- England / South Africa
- Dates: 8 November 1938 – 14 March 1939
- Captains: Wally Hammond / Alan Melville

Test series
- Result: England won the 5-match series 1–0
- Most runs: Eddie Paynter (653) / Bruce Mitchell (466)
- Most wickets: Hedley Verity (19) / Norman Gordon (20)

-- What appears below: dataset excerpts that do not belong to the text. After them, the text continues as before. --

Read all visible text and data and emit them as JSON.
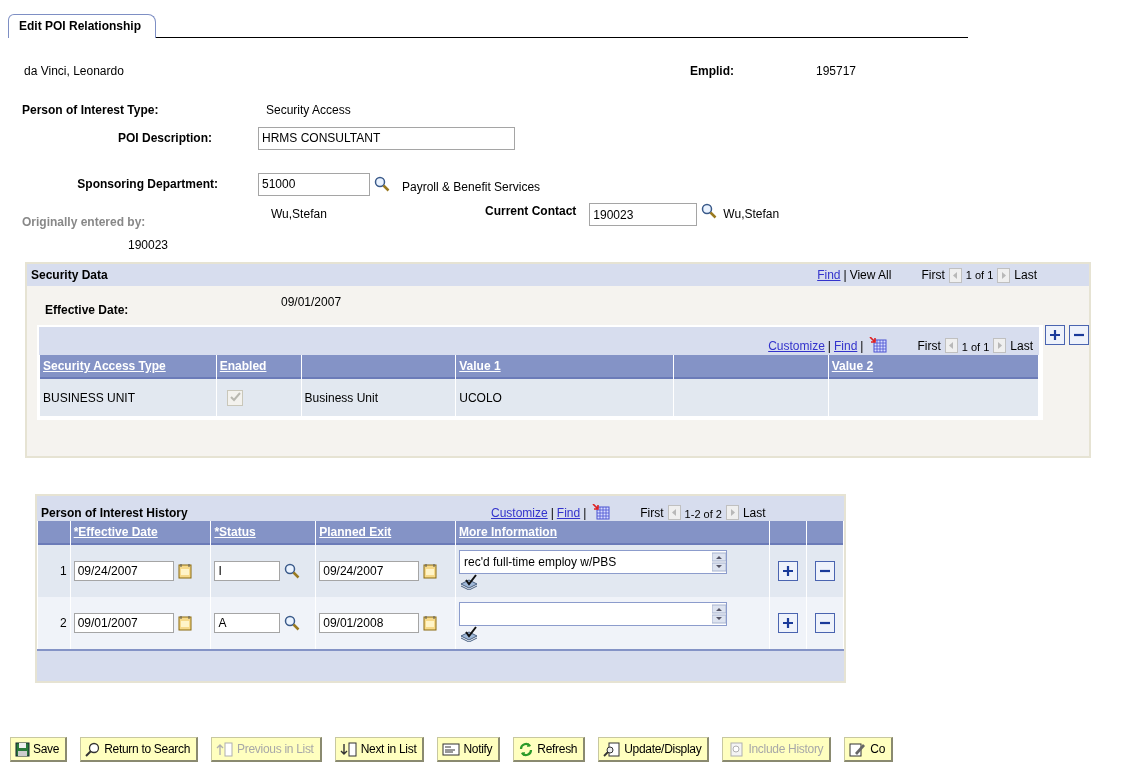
{
  "tab": {
    "label": "Edit POI Relationship",
    "selected": true
  },
  "person": {
    "name": "da Vinci, Leonardo",
    "emplid_label": "Emplid:",
    "emplid": "195717"
  },
  "poi_type": {
    "label": "Person of Interest Type:",
    "value": "Security Access"
  },
  "poi_description": {
    "label": "POI Description:",
    "value": "HRMS CONSULTANT"
  },
  "sponsoring_department": {
    "label": "Sponsoring Department:",
    "value": "51000",
    "description": "Payroll & Benefit Services"
  },
  "originally_entered_by": {
    "label": "Originally entered by:",
    "name": "Wu,Stefan",
    "number": "190023"
  },
  "current_contact": {
    "label": "Current Contact",
    "value": "190023",
    "name": "Wu,Stefan"
  },
  "security_data": {
    "title": "Security Data",
    "find": "Find",
    "separator": "|",
    "view_all": "View All",
    "nav": {
      "first": "First",
      "count": "1 of 1",
      "last": "Last",
      "prev_disabled": true,
      "next_disabled": true
    },
    "effective_date_label": "Effective Date:",
    "effective_date": "09/01/2007",
    "grid": {
      "customize": "Customize",
      "find": "Find",
      "separator": "|",
      "nav": {
        "first": "First",
        "count": "1 of 1",
        "last": "Last",
        "prev_disabled": true,
        "next_disabled": true
      },
      "columns": [
        "Security Access Type",
        "Enabled",
        "",
        "Value 1",
        "",
        "Value 2"
      ],
      "rows": [
        {
          "type": "BUSINESS UNIT",
          "enabled": true,
          "description": "Business Unit",
          "value_1": "UCOLO"
        }
      ]
    }
  },
  "history": {
    "title": "Person of Interest History",
    "customize": "Customize",
    "find": "Find",
    "separator": "|",
    "nav": {
      "first": "First",
      "count": "1-2 of 2",
      "last": "Last",
      "prev_disabled": true,
      "next_disabled": true
    },
    "columns": [
      "*Effective Date",
      "*Status",
      "Planned Exit",
      "More Information"
    ],
    "rows": [
      {
        "number": "1",
        "effective_date": "09/24/2007",
        "status": "I",
        "planned_exit": "09/24/2007",
        "more_information": "rec'd full-time employ w/PBS"
      },
      {
        "number": "2",
        "effective_date": "09/01/2007",
        "status": "A",
        "planned_exit": "09/01/2008"
      }
    ]
  },
  "buttons": [
    {
      "label": "Save",
      "kind": "save",
      "disabled": false
    },
    {
      "label": "Return to Search",
      "kind": "search",
      "disabled": false
    },
    {
      "label": "Previous in List",
      "kind": "previous",
      "disabled": true
    },
    {
      "label": "Next in List",
      "kind": "next",
      "disabled": false
    },
    {
      "label": "Notify",
      "kind": "notify",
      "disabled": false
    },
    {
      "label": "Refresh",
      "kind": "refresh",
      "disabled": false
    },
    {
      "label": "Update/Display",
      "kind": "update",
      "disabled": false
    },
    {
      "label": "Include History",
      "kind": "history",
      "disabled": true
    },
    {
      "label": "Co",
      "kind": "correct",
      "disabled": false
    }
  ]
}
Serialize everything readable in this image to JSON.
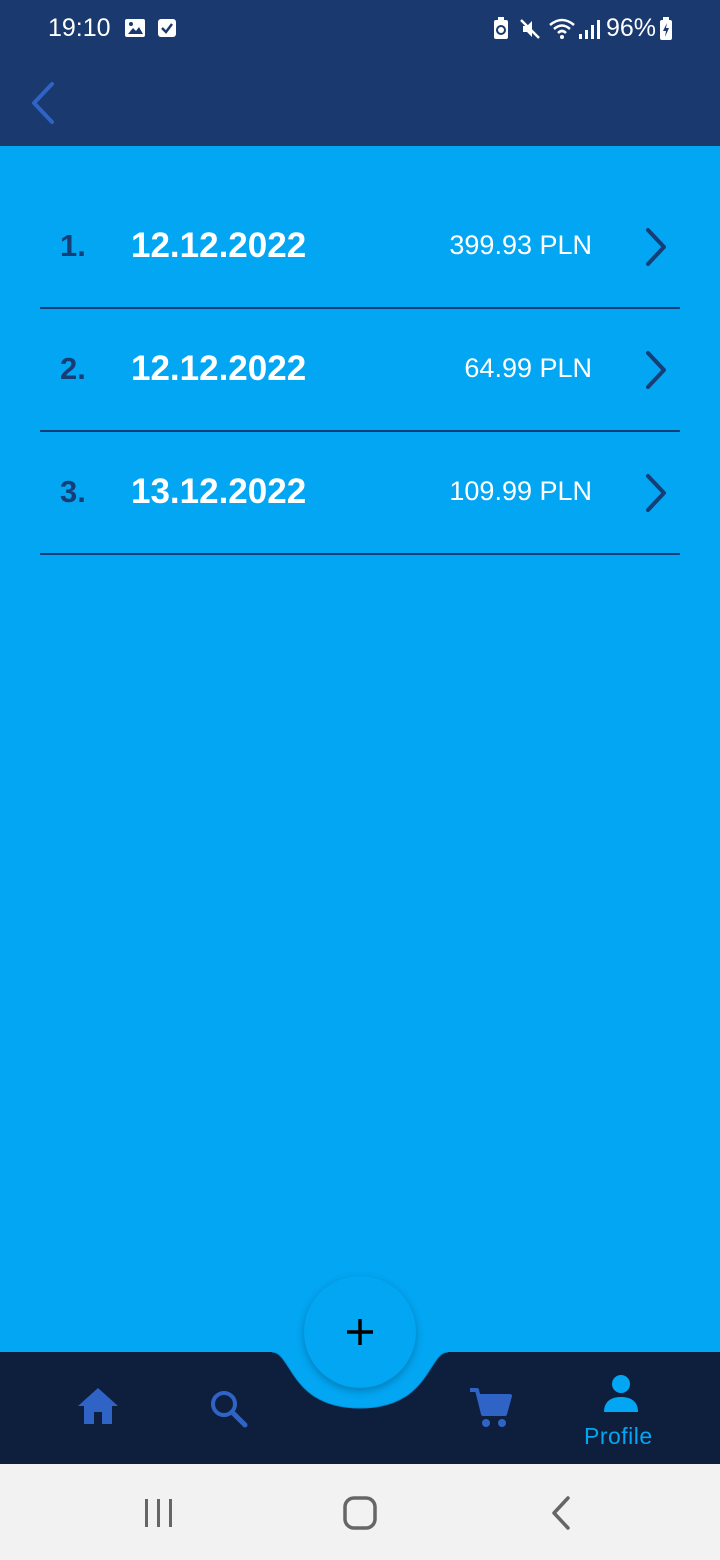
{
  "status_bar": {
    "time": "19:10",
    "battery_percent": "96%",
    "icons": [
      "image-icon",
      "check-square-icon",
      "battery-saver-icon",
      "mute-icon",
      "wifi-icon",
      "signal-icon",
      "battery-charging-icon"
    ]
  },
  "header": {
    "back_icon": "chevron-left-icon"
  },
  "orders": [
    {
      "index": "1.",
      "date": "12.12.2022",
      "amount": "399.93 PLN"
    },
    {
      "index": "2.",
      "date": "12.12.2022",
      "amount": "64.99 PLN"
    },
    {
      "index": "3.",
      "date": "13.12.2022",
      "amount": "109.99 PLN"
    }
  ],
  "bottom_nav": {
    "items": [
      "home-icon",
      "search-icon",
      "cart-icon",
      "profile-icon"
    ],
    "active_label": "Profile",
    "fab_icon": "plus-icon"
  },
  "colors": {
    "background": "#03a6f3",
    "header": "#1a396e",
    "nav": "#0e1f3e",
    "accent_dark": "#173d77",
    "icon_blue": "#2f63c6"
  }
}
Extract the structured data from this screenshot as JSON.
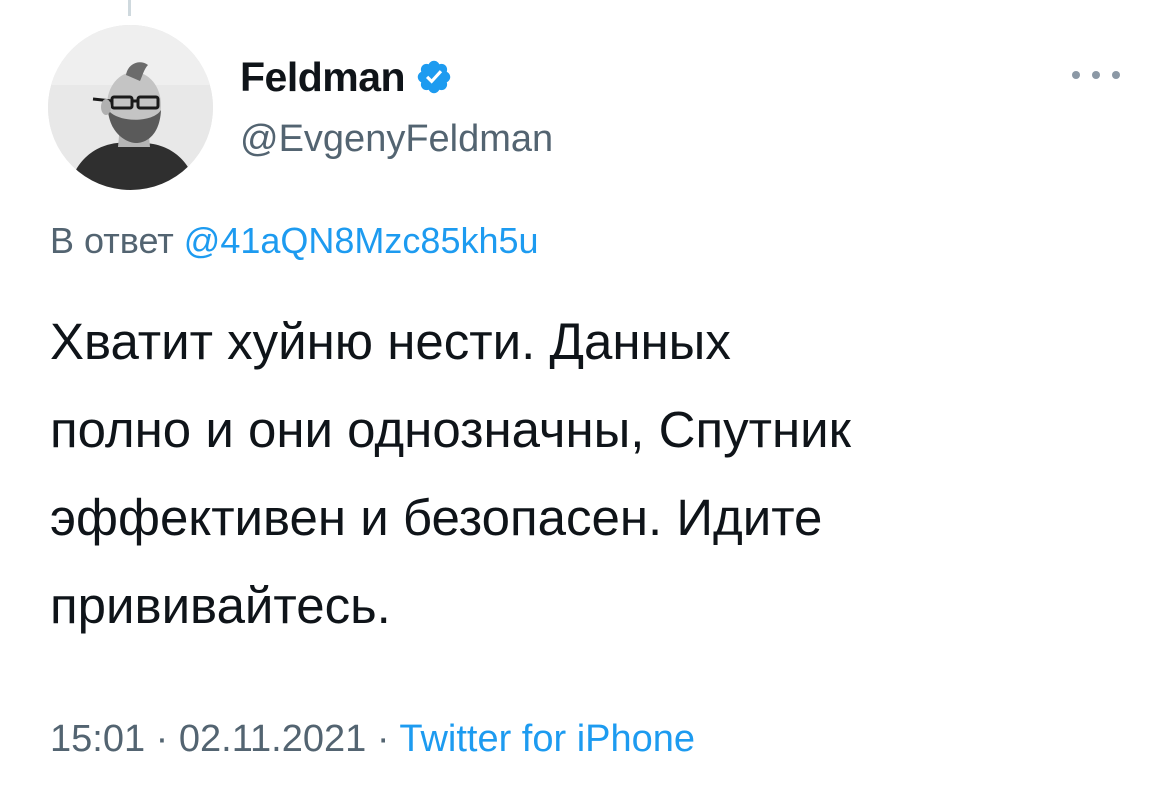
{
  "author": {
    "display_name": "Feldman",
    "handle": "@EvgenyFeldman",
    "verified": true,
    "avatar_icon": "profile-photo"
  },
  "reply": {
    "prefix": "В ответ",
    "mention": "@41aQN8Mzc85kh5u"
  },
  "tweet": {
    "lines": [
      "Хватит хуйню нести. Данных",
      "полно и они однозначны, Спутник",
      "эффективен и безопасен. Идите",
      "прививайтесь."
    ]
  },
  "meta": {
    "time": "15:01",
    "separator": "·",
    "date": "02.11.2021",
    "source": "Twitter for iPhone"
  },
  "colors": {
    "accent": "#1d9bf0",
    "secondary_text": "#536471",
    "primary_text": "#0f1419"
  }
}
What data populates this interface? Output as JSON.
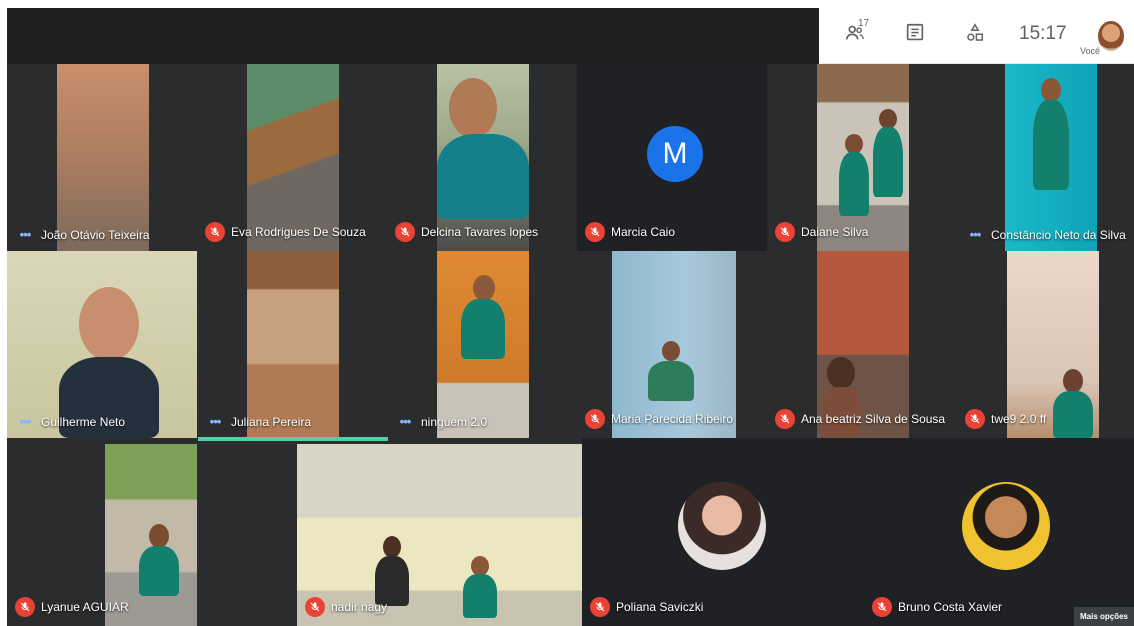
{
  "header": {
    "participant_count": "17",
    "time": "15:17",
    "you_label": "Você"
  },
  "tiles": [
    {
      "name": "João Otávio Teixeira",
      "status": "more"
    },
    {
      "name": "Eva Rodrigues De Souza",
      "status": "muted"
    },
    {
      "name": "Delcina Tavares lopes",
      "status": "muted"
    },
    {
      "name": "Marcia Caio",
      "status": "muted",
      "initial": "M"
    },
    {
      "name": "Daiane Silva",
      "status": "muted"
    },
    {
      "name": "Constâncio Neto da Silva",
      "status": "more"
    },
    {
      "name": "Guilherme Neto",
      "status": "more"
    },
    {
      "name": "Juliana Pereira",
      "status": "more"
    },
    {
      "name": "ninguem 2.0",
      "status": "more"
    },
    {
      "name": "Maria Parecida Ribeiro",
      "status": "muted"
    },
    {
      "name": "Ana beatriz Silva de Sousa",
      "status": "muted"
    },
    {
      "name": "twe9 2.0 ff",
      "status": "muted"
    },
    {
      "name": "Lyanue AGUIAR",
      "status": "muted"
    },
    {
      "name": "nadir nagy",
      "status": "muted"
    },
    {
      "name": "Poliana Saviczki",
      "status": "muted"
    },
    {
      "name": "Bruno Costa Xavier",
      "status": "muted"
    }
  ],
  "more_options_label": "Mais opções",
  "icons": {
    "people": "people-icon",
    "chat": "chat-icon",
    "activities": "activities-icon",
    "mic_off": "mic-off-icon",
    "more": "more-dots-icon"
  },
  "colors": {
    "stage_bg": "#202124",
    "mic_off": "#ea4335",
    "speaking": "#4fd1a1",
    "avatar_blue": "#1a73e8"
  }
}
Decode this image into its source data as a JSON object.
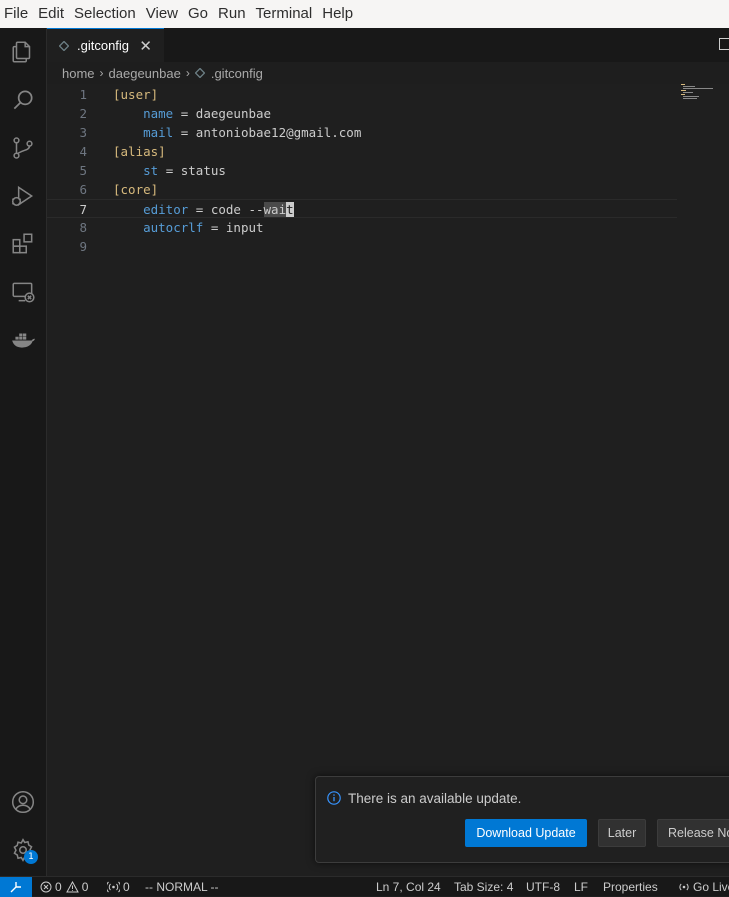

= English cricket team in South Africa in 1938–39 =

International cricket tour

The England cricket team toured South Africa from 8 November 1938 to 14 March 1939, playing five Test matches against the South Africa national team and (as the Marylebone Cricket Club) 13 tour matches against various provincial sides. England won the third Test by an innings and 13 runs, but the other four Tests finished as draws, including the final timeless Test, which was played over the course of 10 days (not including two rest days). The final Test was declared a draw, as the England team had to leave to ensure they caught the boat home from Cape Town.

==Test series==
===1st Test===

The South African innings of 390 featured an unbalanced scorecard - there were five half-centuries, a single-figure score and five players failed to score.

==Tour matches==
- 8–9 November (The Strand): Marylebone Cricket Club (589/8d) vs Western Province County District (140 & 107). MCC won by an innings and 342 runs.
- 12–15 November (Newlands, Cape Town): Western Province (174 & 169) vs Marylebone Cricket Club (276 & 69/2). MCC won by 8 wickets.
- 19–22 November (Athletic Club Ground, Kimberley): Marylebone Cricket Club (676) vs Griqualand West (114 & 273). MCC won by an innings and 289 runs.
- 26–28 November (Ramblers Cricket Club Ground, Bloemfontein): Orange Free State (128 & 260) vs Marylebone Cricket Club (412/6d). MCC won by an innings and 24 runs.
- 3–6 December (Kingsmead, Durban): Natal (307 & 30/0) vs Marylebone Cricket Club (458). Match drawn.
- 10–13 December (Berea Park, Pretoria): North Eastern Transvaal (161 & 142) vs Marylebone Cricket Club (379/6d). MCC won by an innings and 76 runs.
- 16–19 December (Old Wanderers, Johannesburg): Transvaal (428/8d & 174/2) vs Marylebone Cricket Club (268). Match drawn.
- 7–9 January (St George's Oval, Port Elizabeth): Eastern Province (172 & 111) vs Marylebone Cricket Club (518/6d). MCC won by an innings and 235 runs.
- 13–16 January (Jan Smuts Ground, East London): Border (121 & 275) vs Marylebone Cricket Club (320 & 79/1). MCC won by 9 wickets.
- 27–30 January (Old Wanderers, Johannesburg): Combined Transvaal/Northern Transvaal XI (304 & 220/2) vs Marylebone Cricket Club (434). Match drawn.
- 4–7 February (Queens Sports Club, Bulawayo): Marylebone Cricket Club (307/5d) vs Rhodesia (242). Match drawn.
- 10–13 February (Salisbury Sports Club, Salisbury): Marylebone Cricket Club (180 & 174/2d) vs Rhodesia (96 & 95/6). Match drawn.
- 25–28 February (City Oval, Pietermaritzburg): Natal (295 & 219) vs Marylebone Cricket Club (407 & 110/1). MCC won by 9 wickets.